4.4 Value Iteration
Dynamic Programming is a collection of algorithms that can be used to compute optimal policies \(\pi_{*}\).
One drawback of policy iteration is that policy evaluation is done iteratively, requiring convergence exactly to \(v_{\pi}\) which occurs only in the limit.
Can we find a way to improve policies without waiting for full convergence of \(v_{\pi}\)?
Imagine your commute to work every day:
- \(S\) — The location you’re currently in (e.g., your home or a traffic junction). More generally, \(S_{1,...,k}\) can represent multiple possible locations.
- \(A_{1,...,k}\) — The route you can choose (e.g., highway, back streets, scenic route, parkway, or alternate street).
- \(R\) — Your reward could be getting to work quickly, stress-free, or on time.

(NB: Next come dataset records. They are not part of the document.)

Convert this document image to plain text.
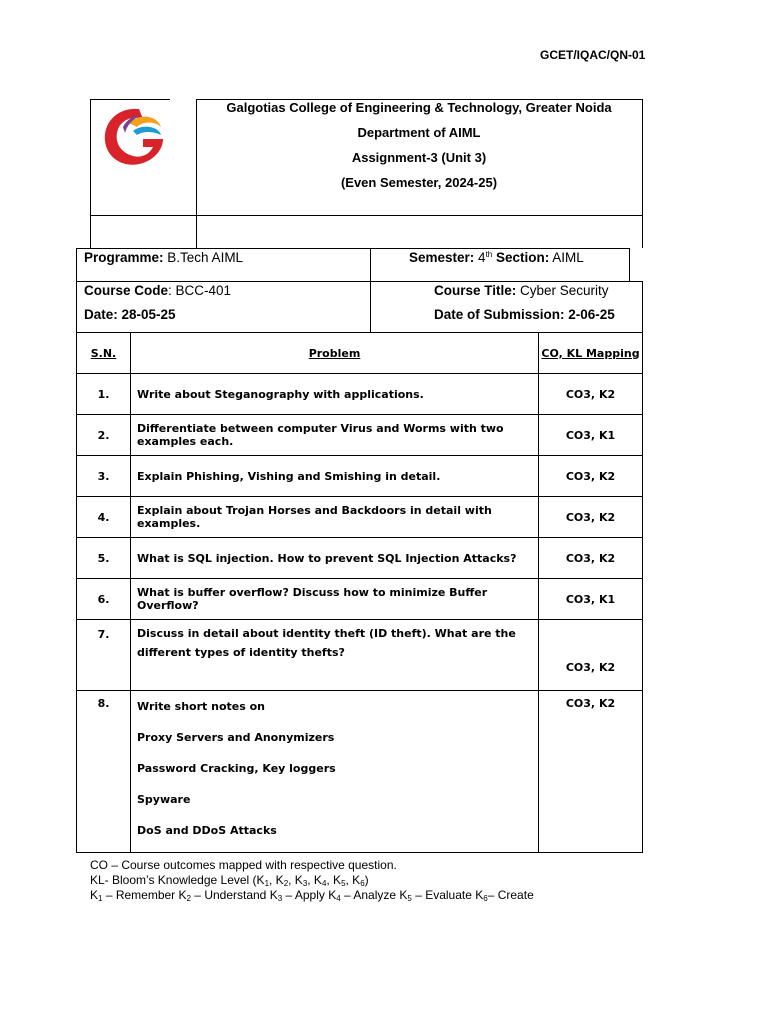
GCET/IQAC/QN-01
Galgotias College of Engineering & Technology, Greater Noida
Department of AIML
Assignment-3 (Unit 3)
(Even Semester, 2024-25)
Programme: B.Tech AIML	Semester: 4th Section: AIML
Course Code: BCC-401	Course Title: Cyber Security
Date: 28-05-25	Date of Submission: 2-06-25
S.N.	Problem	CO, KL Mapping
1.	Write about Steganography with applications.	CO3, K2
2.	Differentiate between computer Virus and Worms with two examples each.	CO3, K1
3.	Explain Phishing, Vishing and Smishing in detail.	CO3, K2
4.	Explain about Trojan Horses and Backdoors in detail with examples.	CO3, K2
5.	What is SQL injection. How to prevent SQL Injection Attacks?	CO3, K2
6.	What is buffer overflow? Discuss how to minimize Buffer Overflow?	CO3, K1
7.	Discuss in detail about identity theft (ID theft). What are the different types of identity thefts?	CO3, K2
8.	Write short notes on
Proxy Servers and Anonymizers
Password Cracking, Key loggers
Spyware
DoS and DDoS Attacks	CO3, K2
CO – Course outcomes mapped with respective question.
KL- Bloom’s Knowledge Level ($K_1$, $K_2$, $K_3$, $K_4$, $K_5$, $K_6$)
$K_1$ – Remember $K_2$ – Understand $K_3$ – Apply $K_4$ – Analyze $K_5$ – Evaluate $K_6-$ Create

Suppose you want to find the optimal route from home to work. Rather than just trying one alternative, you evaluate all possible routes from each location, estimate the expected travel time (or reward) recursively, and keep updating your estimates until they converge.
How could you systematically assign a value to each location and decide which route maximizes your overall commute reward?
Value Iteration truncates the policy evaluation step after just one sweep.
Generalized Policy Iteration (GPI) refers to the general idea of letting policy evaluation and policy improvement processes interact, regardless of anything else.
Almost all of Reinforcement Learning can be described as the policy always being improved with respect to the value function, and the value function always being driven toward the value function for the policy.